Some of my friends want to invest with me, but I am not a total solution to anyone’s financial needs, because the only stuff I am managing is the risk capital.  All of my clients have to go through a suitability check, where I tell some of them, “No.  That is too much money to place with me.  You would be placing more money at risk than would be good for you.”

I do that even more with close friends.  Why?  They want to support me.  They have a non-economic reason to invest with me, so I have to be all the more prudent and tell them in many cases, “Not so much invested with me.”  Eeee, my wife worries about investing the money of friends.  So do I, but I also know that I have done well for myself over the last 20 years, and my friends could do worse than investing with me.

So, I have four friends to talk about tonight.

1) 91-year old widow, mother/mother-in-law of some dear friends of mine.  Has all of her money in a money market fund in a bank, and earning what is a very good yield for a money market fund.  Bank isn’t in the greatest shape, but the amount is below the FDIC’s limits.  She doesn’t need the money because she has a pension that more than cares for her needs, and she lives with my friends.  Very conservative lady; does not want to take risk, but she asked for advice.  The excess money would go to her children at death, she already gives them some excess each year now.

I ended up saying that I thought I could earn more for her, but that it was by no means certain.  I thought it would be 1 in 3 over the next ten years that the strategy might lose versus her money market funds.  The FDIC should be good if the US government is good, and for her likely lifetime it probably is.  So she decided to stay where she was.  Easy, and, it keeps the dear old lady from worry.

2) A friend, 55, wants to retire 65-70.  Owns two houses free and clear near DC.  Wants to invest all of his IRA assets with me.  I tell him, “No more than 50% with me, and the rest in bonds.”  So, he says that he has an account at Vanguard.  What should he invest in?  I suggest:

  • 23% Short-Term Investment Grade [VFSTX]
  • 23% High Yield Corp [VWEHX]
  • 23% Inflation Protected Securities [VIPSX]
  • 23% Total Bond Market Index [VBMFX]
  • 8% Long-Term Treasury [VUSTX]

Why did I suggest this?  Credit should do well over the next year, and this portfolio will hedge somewhat against inflation, and to a greater extent deflation.  The duration on this set of funds is below the market average, quality is above, and yield is above as well.  Also, convexity/optionality is above average, and will leave room to make changes.

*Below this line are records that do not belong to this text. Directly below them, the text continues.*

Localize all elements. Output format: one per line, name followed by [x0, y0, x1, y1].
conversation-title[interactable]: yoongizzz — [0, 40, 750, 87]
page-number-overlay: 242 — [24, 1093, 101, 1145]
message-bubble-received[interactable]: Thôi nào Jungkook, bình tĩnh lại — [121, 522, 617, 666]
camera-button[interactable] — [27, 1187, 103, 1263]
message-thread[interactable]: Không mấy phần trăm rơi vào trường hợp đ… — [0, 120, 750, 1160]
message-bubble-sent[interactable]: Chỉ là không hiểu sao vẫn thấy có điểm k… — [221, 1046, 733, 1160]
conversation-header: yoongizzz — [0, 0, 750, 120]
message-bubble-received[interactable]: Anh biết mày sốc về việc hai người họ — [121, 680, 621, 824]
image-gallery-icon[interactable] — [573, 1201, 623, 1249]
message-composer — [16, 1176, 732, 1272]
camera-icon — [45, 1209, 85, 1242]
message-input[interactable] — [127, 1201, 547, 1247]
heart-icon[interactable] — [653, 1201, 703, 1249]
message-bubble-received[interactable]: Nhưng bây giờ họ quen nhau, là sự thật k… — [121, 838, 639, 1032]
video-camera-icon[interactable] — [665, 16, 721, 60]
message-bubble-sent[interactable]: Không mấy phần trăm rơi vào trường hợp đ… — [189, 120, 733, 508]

3) Another friend, born 6 days after me (50), just changed jobs.  Wants advice on the new 401(k) plan, again Vanguard, but a different selection set.  They may want to invest some taxable money with me after that, but who can tell… one thing for sure, I never want to push anyone to invest with me.

I ended up suggesting:

  • 15% V Wellington Trust TIPS Portfolio
  • 15% V Short-Term Bond Index
  • 10% V Target Retirement Income Trust (30% equities)
  • 10% V Total Bond Market Index
  • 10% V FTSE All-World Ex-US Index
  • 10% Templeton Foreign Equity
  • 10% V PRIMECAP
  • 10% V Midcap Value
  • 10% Longleaf Partners Small Capital

That would give reasonable diversification across a broad number of scenarios, and a tilt toward equities versus bonds — 53/47%.

4) The widow of the dear guy I call “The Collector” asked for more advice.  I call him “The Collector” because he bought new funds frequently with new money over many years, and he had a reasonably good eye for managers.  I can kind of guess when he bought them — many did quite well in their time.

But she wants income, so she wants to sell a couple of funds that she owns, and buy some Wells Fargo.  I have no objection to the sale of the funds, but she will not earn much income from Wells Fargo, and she already has too much single stock risk , including existing holdings of Wells Fargo.  What I need to tell her is to use the proceeds add to her holdings in Vanguard Wellington and Wellesley Income funds, both very well run.

I also need to explain to her that total return matters more than current income.  Income can be generated by liquidating small amounts of funds expected to underperform.  (I have given her a list tagging funds add, keep, reduce.)

So it goes.  It is a tough time to be investing, but as a new friend pointed out to me recently, quoting T. Rowe Price, “The hardest time to invest is today.”  Sage words.  The present is always a balance between bullishness and bearishness.